• Breaking News

    Southwest Airlines cuts revenue forecast on $60 million government shutdown hit, shares sink

    Southwest Airlines shares slipped Wednesday after the Dallas-based airline trimmed its revenue outlook for the quarter, citing a $60 million hit from the partial government shutdown.

    In the March quarter, the carrier expects its revenue per available seat mile, a key industry metric of how much airlines are making for each seat they fly a mile, to increase 3 to 4 percent in the first quarter from the same period of 2018. The airline previously said it expected revenue to increase as much as 5 percent in the quarter.

    Southwest shares slid more than 4 percent in afternoon trading Wednesday. Delta Air Lines, United Airlines and American Airlines were each down less than 1 percent.

    The 35-day government shutdown, which ended late last month, stalled the launch of new jets and routes, including Southwest's long-awaited service to Hawaii.

    It also meant lost revenue with government workers and contractors not traveling during the impasse.

    Southwest last month estimated the shutdown cost it $10 million to $15 million in revenue in January.

    "Since then, the company has continued to experience softness in passenger demand and bookings as a result of the government shutdown," Southwest said in a filing Wednesday, forecasting the $60 million hit. The amount is small considering its overall revenue. For example, in the fourth quarter, Southwest generated a record $5.7 billion.
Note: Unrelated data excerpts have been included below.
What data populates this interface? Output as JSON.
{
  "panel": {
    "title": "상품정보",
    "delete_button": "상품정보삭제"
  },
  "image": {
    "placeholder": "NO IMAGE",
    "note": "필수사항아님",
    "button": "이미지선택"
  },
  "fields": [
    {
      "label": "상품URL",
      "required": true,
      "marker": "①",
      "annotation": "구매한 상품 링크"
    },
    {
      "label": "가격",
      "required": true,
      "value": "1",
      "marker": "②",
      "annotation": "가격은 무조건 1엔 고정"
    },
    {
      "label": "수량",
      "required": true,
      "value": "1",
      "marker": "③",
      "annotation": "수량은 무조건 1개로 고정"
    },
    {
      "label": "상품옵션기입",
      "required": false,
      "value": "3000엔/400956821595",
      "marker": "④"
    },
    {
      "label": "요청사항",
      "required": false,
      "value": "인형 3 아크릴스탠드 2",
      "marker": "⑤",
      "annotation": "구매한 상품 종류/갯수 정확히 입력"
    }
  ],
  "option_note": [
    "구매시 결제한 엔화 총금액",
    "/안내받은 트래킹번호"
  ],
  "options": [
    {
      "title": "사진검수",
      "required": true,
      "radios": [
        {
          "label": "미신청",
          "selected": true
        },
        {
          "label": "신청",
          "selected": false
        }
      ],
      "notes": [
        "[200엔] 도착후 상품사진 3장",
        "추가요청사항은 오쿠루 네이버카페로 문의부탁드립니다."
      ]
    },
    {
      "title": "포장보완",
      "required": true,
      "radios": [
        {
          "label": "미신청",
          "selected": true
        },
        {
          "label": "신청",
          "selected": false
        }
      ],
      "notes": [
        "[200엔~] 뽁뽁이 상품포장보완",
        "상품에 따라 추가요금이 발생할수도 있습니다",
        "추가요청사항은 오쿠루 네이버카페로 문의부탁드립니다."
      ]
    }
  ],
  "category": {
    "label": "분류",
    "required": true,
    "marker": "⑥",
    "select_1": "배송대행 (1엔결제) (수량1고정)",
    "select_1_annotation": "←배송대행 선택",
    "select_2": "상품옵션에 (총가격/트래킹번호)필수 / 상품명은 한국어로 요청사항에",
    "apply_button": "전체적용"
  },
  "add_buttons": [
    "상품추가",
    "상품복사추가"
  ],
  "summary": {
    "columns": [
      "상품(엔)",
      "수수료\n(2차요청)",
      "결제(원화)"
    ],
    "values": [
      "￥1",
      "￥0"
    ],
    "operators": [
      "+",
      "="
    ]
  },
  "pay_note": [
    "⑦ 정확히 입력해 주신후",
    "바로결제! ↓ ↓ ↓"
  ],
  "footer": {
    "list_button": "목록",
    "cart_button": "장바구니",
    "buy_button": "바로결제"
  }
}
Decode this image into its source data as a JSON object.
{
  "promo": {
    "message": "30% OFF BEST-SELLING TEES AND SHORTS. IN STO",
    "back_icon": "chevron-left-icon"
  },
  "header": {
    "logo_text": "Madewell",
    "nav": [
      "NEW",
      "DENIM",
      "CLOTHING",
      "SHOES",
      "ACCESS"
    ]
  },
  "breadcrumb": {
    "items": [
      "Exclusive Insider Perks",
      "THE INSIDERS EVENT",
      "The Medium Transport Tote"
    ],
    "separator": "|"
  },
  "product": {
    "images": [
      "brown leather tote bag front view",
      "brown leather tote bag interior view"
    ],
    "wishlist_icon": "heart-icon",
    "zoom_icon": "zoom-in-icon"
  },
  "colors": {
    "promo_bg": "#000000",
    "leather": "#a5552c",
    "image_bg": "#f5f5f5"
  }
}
Analysts expect Southwest to post first-quarter revenue of $5.35 billion, according to FactSet.

    The airline added that it has seen strong last-minute booking demand and fares so far in the first quarter.

    Goldman Sachs downgraded the airline's stock on Wednesday to a sell rating from neutral, saying it would be too costly and that it would have to offer steep discounts to get travelers on board because of the launch's delay.